On the witnesses refusing to attend, Arconic was ‘working to get assurances’ to help them attend, and that these people had taken their own legal advice. It believed the product had been ‘misused’ in a way ‘entirely peculiar to Grenfell’ and ‘could not have been predicted’, with the design having involved ‘numerous departures from building regulations’. It had also been ‘entitled to proceed on the basis’ that the UK’s safety regime would ‘create a safe environment’ for the product’s use.

Moving to Celotex, Ms Barwise said the company had displayed a ‘widespread culture of ignoring compliance’, including ‘distorting’ a full scale fire test for the Celotex RS5000 insulation. This had passed such a test in 2014 that used ‘undeclared fire-resisting magnesium-oxide boards’ to ‘fortify’ the cavity barriers.

Ms Barwise commented that ‘on top of all this, Celotex specifically pursued Grenfell: Celotex’s internal email exchange in November 2014 makes clear that Grenfell was Celotex’s number one must-win bid’, and that as mentioned, it and Kingspan had ‘adopted a practice’ of adding fire retardants to products, which had ‘stopped the flames dead in their tracks’ and allowed Celotex to obtain a ‘misleading’ report from the Building Research Establishment.

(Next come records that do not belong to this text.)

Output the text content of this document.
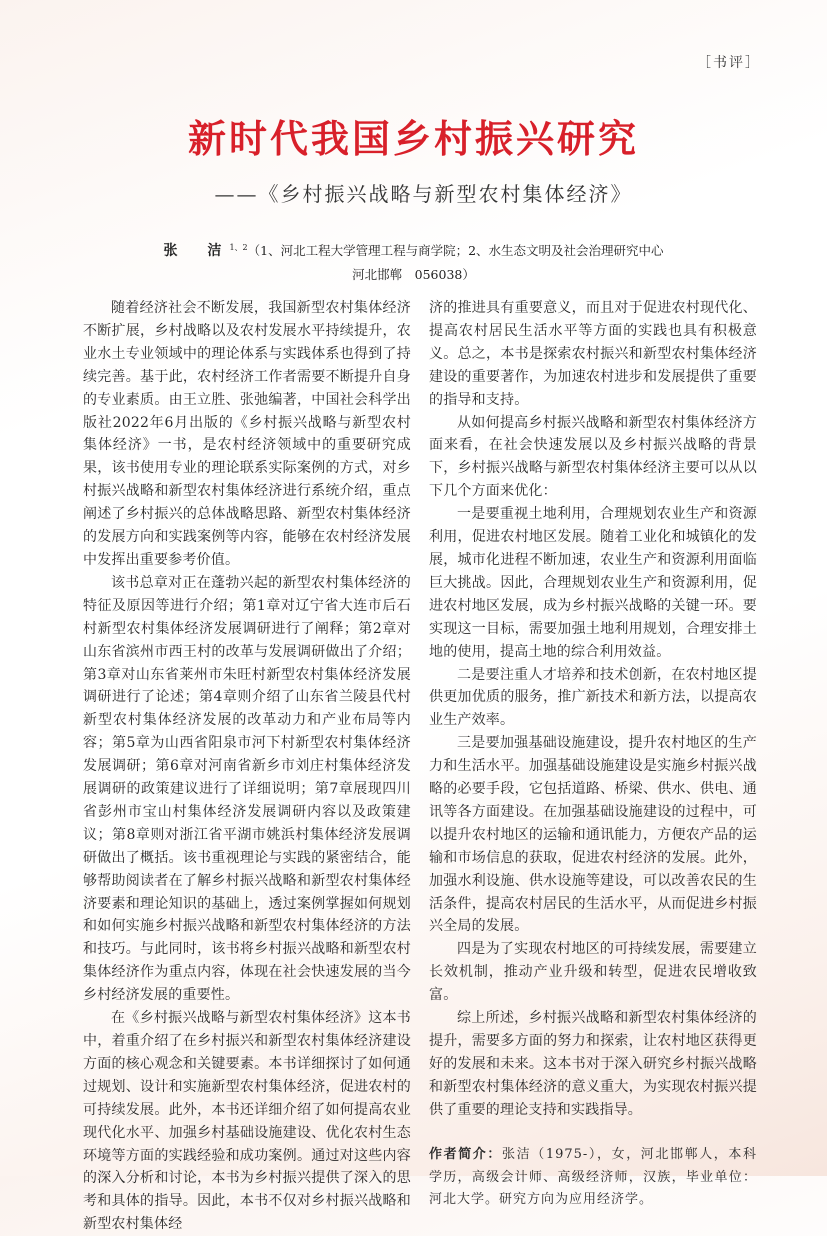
［书评］
新时代我国乡村振兴研究
——《乡村振兴战略与新型农村集体经济》
张　洁$^{1、2}$（1、河北工程大学管理工程与商学院；2、水生态文明及社会治理研究中心
河北邯郸　056038）

随着经济社会不断发展，我国新型农村集体经济不断扩展，乡村战略以及农村发展水平持续提升，农业水土专业领域中的理论体系与实践体系也得到了持续完善。基于此，农村经济工作者需要不断提升自身的专业素质。由王立胜、张弛编著，中国社会科学出版社2022年6月出版的《乡村振兴战略与新型农村集体经济》一书，是农村经济领域中的重要研究成果，该书使用专业的理论联系实际案例的方式，对乡村振兴战略和新型农村集体经济进行系统介绍，重点阐述了乡村振兴的总体战略思路、新型农村集体经济的发展方向和实践案例等内容，能够在农村经济发展中发挥出重要参考价值。

该书总章对正在蓬勃兴起的新型农村集体经济的特征及原因等进行介绍；第1章对辽宁省大连市后石村新型农村集体经济发展调研进行了阐释；第2章对山东省滨州市西王村的改革与发展调研做出了介绍；第3章对山东省莱州市朱旺村新型农村集体经济发展调研进行了论述；第4章则介绍了山东省兰陵县代村新型农村集体经济发展的改革动力和产业布局等内容；第5章为山西省阳泉市河下村新型农村集体经济发展调研；第6章对河南省新乡市刘庄村集体经济发展调研的政策建议进行了详细说明；第7章展现四川省彭州市宝山村集体经济发展调研内容以及政策建议；第8章则对浙江省平湖市姚浜村集体经济发展调研做出了概括。该书重视理论与实践的紧密结合，能够帮助阅读者在了解乡村振兴战略和新型农村集体经济要素和理论知识的基础上，透过案例掌握如何规划和如何实施乡村振兴战略和新型农村集体经济的方法和技巧。与此同时，该书将乡村振兴战略和新型农村集体经济作为重点内容，体现在社会快速发展的当今乡村经济发展的重要性。

在《乡村振兴战略与新型农村集体经济》这本书中，着重介绍了在乡村振兴和新型农村集体经济建设方面的核心观念和关键要素。本书详细探讨了如何通过规划、设计和实施新型农村集体经济，促进农村的可持续发展。此外，本书还详细介绍了如何提高农业现代化水平、加强乡村基础设施建设、优化农村生态环境等方面的实践经验和成功案例。通过对这些内容的深入分析和讨论，本书为乡村振兴提供了深入的思考和具体的指导。因此，本书不仅对乡村振兴战略和新型农村集体经

济的推进具有重要意义，而且对于促进农村现代化、提高农村居民生活水平等方面的实践也具有积极意义。总之，本书是探索农村振兴和新型农村集体经济建设的重要著作，为加速农村进步和发展提供了重要的指导和支持。

从如何提高乡村振兴战略和新型农村集体经济方面来看，在社会快速发展以及乡村振兴战略的背景下，乡村振兴战略与新型农村集体经济主要可以从以下几个方面来优化：

一是要重视土地利用，合理规划农业生产和资源利用，促进农村地区发展。随着工业化和城镇化的发展，城市化进程不断加速，农业生产和资源利用面临巨大挑战。因此，合理规划农业生产和资源利用，促进农村地区发展，成为乡村振兴战略的关键一环。要实现这一目标，需要加强土地利用规划，合理安排土地的使用，提高土地的综合利用效益。

二是要注重人才培养和技术创新，在农村地区提供更加优质的服务，推广新技术和新方法，以提高农业生产效率。

三是要加强基础设施建设，提升农村地区的生产力和生活水平。加强基础设施建设是实施乡村振兴战略的必要手段，它包括道路、桥梁、供水、供电、通讯等各方面建设。在加强基础设施建设的过程中，可以提升农村地区的运输和通讯能力，方便农产品的运输和市场信息的获取，促进农村经济的发展。此外，加强水利设施、供水设施等建设，可以改善农民的生活条件，提高农村居民的生活水平，从而促进乡村振兴全局的发展。

四是为了实现农村地区的可持续发展，需要建立长效机制，推动产业升级和转型，促进农民增收致富。

综上所述，乡村振兴战略和新型农村集体经济的提升，需要多方面的努力和探索，让农村地区获得更好的发展和未来。这本书对于深入研究乡村振兴战略和新型农村集体经济的意义重大，为实现农村振兴提供了重要的理论支持和实践指导。

作者简介：张洁（1975-），女，河北邯郸人，本科学历，高级会计师、高级经济师，汉族，毕业单位：河北大学。研究方向为应用经济学。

This ‘concealed the way in which the test had been distorted’, and it then ‘sought to extend the scope of buildings’ the product could be used on via obtaining a certificate from the Local Authority Building Control. She stated: ‘This practice of adding fire retardants is clear from Saint-Gobain papers [the parent company of Celotex], including [a] research paper which makes clear that this practice of including retardants is not only hazardous to health and the environment, but furthermore it is done solely, and I quote, ‘in order to pass unrealistic fire safety tests”.’

A 2015 email from Celotex’s Rob Warren was read out in which he said the company’s approach was to offer the product for use and ‘take it on the chin’ it rejected, and noted the confusion among building control officers about its applicability. It also advertised the insulation as ‘acceptable for use on buildings above 18m’, which Ms Barwise said means ‘Celotex cannot hide from the fact that its intention was to mislead’.

The firm’s opening statement said the product should not have been used at Grenfell as the project team did ‘not follow’ the large scale test the firm had undertaken, and that its combustibility had been ‘clearly highlighted’. It said Arconic had ‘misled’ the market about its panels’ safety; accused construction professionals on the project of failing to follow building regulations; and the Royal Borough of Kensington and Chelsea’s building control officer of ‘incompetence’.

Celotex believed the Grenfell construction professionals were ‘unaware of, disregarded or otherwise failed to follow’ guidance, and that ‘these failings were fundamental and should have been identified by building control. None of these matters was Celotex’s responsibility’. It accepted the 2014 test had been ‘misdescribed’, but said a rerun in 2018 passed, and that as the test was ‘not being relied on’, such discrepancies had ‘no bearing’ on the installation at Grenfell.